Iterative Outlier Identification

# Use robust fitting to identify problematic data points
def identify_outliers_iterative(fitter, threshold=3.0, max_iterations=3):
    """Iteratively identify outliers using robust fitting"""

    original_data = fitter.alos_obs.copy()
    original_err = fitter.alos_err.copy()

    for iteration in range(max_iterations):
        # Fit with current data
        results = fitter.optimize(method='gradient_descent')

        # Calculate residuals
        fitter.model.set_params(results.best_fit_params)
        predicted = fitter.model.alos(fitter.l, fitter.b, fitter.d)
        residuals = fitter.alos_obs - predicted
        normalized_residuals = residuals / fitter.alos_err

        # Identify outliers
        outlier_mask = np.abs(normalized_residuals) > threshold
        n_outliers = np.sum(outlier_mask)

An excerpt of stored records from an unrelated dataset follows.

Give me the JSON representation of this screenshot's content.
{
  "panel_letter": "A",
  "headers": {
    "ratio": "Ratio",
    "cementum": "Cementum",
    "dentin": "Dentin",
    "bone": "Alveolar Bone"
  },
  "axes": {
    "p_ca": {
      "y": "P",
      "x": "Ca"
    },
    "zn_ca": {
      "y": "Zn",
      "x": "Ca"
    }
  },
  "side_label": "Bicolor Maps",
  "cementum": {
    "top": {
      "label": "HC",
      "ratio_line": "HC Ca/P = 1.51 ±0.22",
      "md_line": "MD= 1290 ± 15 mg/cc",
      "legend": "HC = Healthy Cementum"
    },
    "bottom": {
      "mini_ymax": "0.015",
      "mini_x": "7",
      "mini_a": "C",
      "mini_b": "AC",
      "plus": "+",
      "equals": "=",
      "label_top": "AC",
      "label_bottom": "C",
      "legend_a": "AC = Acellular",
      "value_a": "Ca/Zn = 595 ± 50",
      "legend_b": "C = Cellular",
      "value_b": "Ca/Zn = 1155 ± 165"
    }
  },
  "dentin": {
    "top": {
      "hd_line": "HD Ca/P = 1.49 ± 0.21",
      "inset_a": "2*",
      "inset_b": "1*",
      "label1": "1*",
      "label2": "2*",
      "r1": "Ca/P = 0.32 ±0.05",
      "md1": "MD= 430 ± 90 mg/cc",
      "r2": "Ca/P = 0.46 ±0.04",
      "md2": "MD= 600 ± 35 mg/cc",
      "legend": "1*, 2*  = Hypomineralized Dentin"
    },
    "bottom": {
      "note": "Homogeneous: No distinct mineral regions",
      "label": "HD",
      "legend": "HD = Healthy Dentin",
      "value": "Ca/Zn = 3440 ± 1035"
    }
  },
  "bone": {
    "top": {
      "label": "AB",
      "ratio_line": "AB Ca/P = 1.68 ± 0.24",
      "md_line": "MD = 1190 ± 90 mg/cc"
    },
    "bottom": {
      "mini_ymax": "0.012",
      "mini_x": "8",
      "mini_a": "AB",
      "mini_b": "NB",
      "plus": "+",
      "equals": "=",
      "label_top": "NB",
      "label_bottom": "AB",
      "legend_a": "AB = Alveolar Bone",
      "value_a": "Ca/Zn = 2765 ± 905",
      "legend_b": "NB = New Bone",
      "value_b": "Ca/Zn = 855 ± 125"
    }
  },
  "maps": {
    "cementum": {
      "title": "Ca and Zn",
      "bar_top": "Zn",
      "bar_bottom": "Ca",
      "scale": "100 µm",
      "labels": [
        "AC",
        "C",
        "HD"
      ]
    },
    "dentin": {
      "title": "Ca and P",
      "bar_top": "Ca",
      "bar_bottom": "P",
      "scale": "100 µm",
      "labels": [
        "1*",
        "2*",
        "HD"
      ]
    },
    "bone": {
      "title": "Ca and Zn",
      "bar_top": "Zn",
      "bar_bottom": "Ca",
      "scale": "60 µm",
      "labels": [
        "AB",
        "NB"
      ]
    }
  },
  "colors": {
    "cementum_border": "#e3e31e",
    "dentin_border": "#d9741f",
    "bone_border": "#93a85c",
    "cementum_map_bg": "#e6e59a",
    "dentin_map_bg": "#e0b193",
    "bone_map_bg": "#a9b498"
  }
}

        print(f"Iteration {iteration+1}: {n_outliers} outliers found")

        if n_outliers == 0:
            print("  No more outliers - converged")
            break

        # Remove outliers for next iteration
        keep_mask = ~outlier_mask
        fitter.set_data(
            fitter.l[keep_mask], fitter.b[keep_mask], fitter.d[keep_mask],
            fitter.alos_obs[keep_mask], fitter.alos_err[keep_mask]
        )

        print(f"  Removed {n_outliers} points, {len(fitter.alos_obs)} remaining")

    return results, outlier_mask

# Example usage (would need a properly set up fitter)
print("\nIterative outlier removal example:")
print("This approach removes outliers completely rather than down-weighting them")

Best Practices

Guidelines for choosing and using noise models:

Model Selection Strategy:

  1. Start with data assessment: Use statistical tests to understand your data

  2. Begin with Gaussian: For well-understood, high-quality data

  3. Use Lorentzian for robustness: When outliers are suspected but should be retained

  4. Compare models objectively: Use AIC/BIC for model selection

  5. Validate with synthetic data: Test your approach on simulated datasets

Parameter Configuration:

  1. Use physically motivated bounds: Noise parameters should make sense

  2. Consider fixed parameters: If instrumental characteristics are known

  3. Monitor convergence: Some noise models can be harder to optimize

  4. Cross-validate results: Check stability across different datasets

Interpretation and Reporting:

  1. Document your choice: Report which noise model was used and why

  2. Show model comparison: Include AIC/BIC comparisons

  3. Analyze residuals: Validate your noise model choice post-fit

  4. Consider systematic effects: Large noise parameters may indicate missing physics

Common Pitfalls

Over-robust fitting:
  • Very flexible noise models can mask real astrophysical signals

  • Balance robustness against statistical power

Inappropriate parameter bounds:
  • Noise parameters should be constrained by physical expectations

  • Unconstrained noise can compensate for model inadequacies

Model comparison without validation:
  • AIC/BIC prefer simpler models - validate on independent data

  • Consider cross-validation for model selection

Next Steps

With robust noise modeling:

  • Apply to real pulsar timing datasets with known systematics

  • Explore hierarchical noise models for multi-survey data

  • Combine with advanced optimization techniques

  • Use noise diagnostics to identify instrumental or astrophysical systematics

Understanding noise models enables reliable parameter inference from real astronomical data with realistic uncertainties and outliers.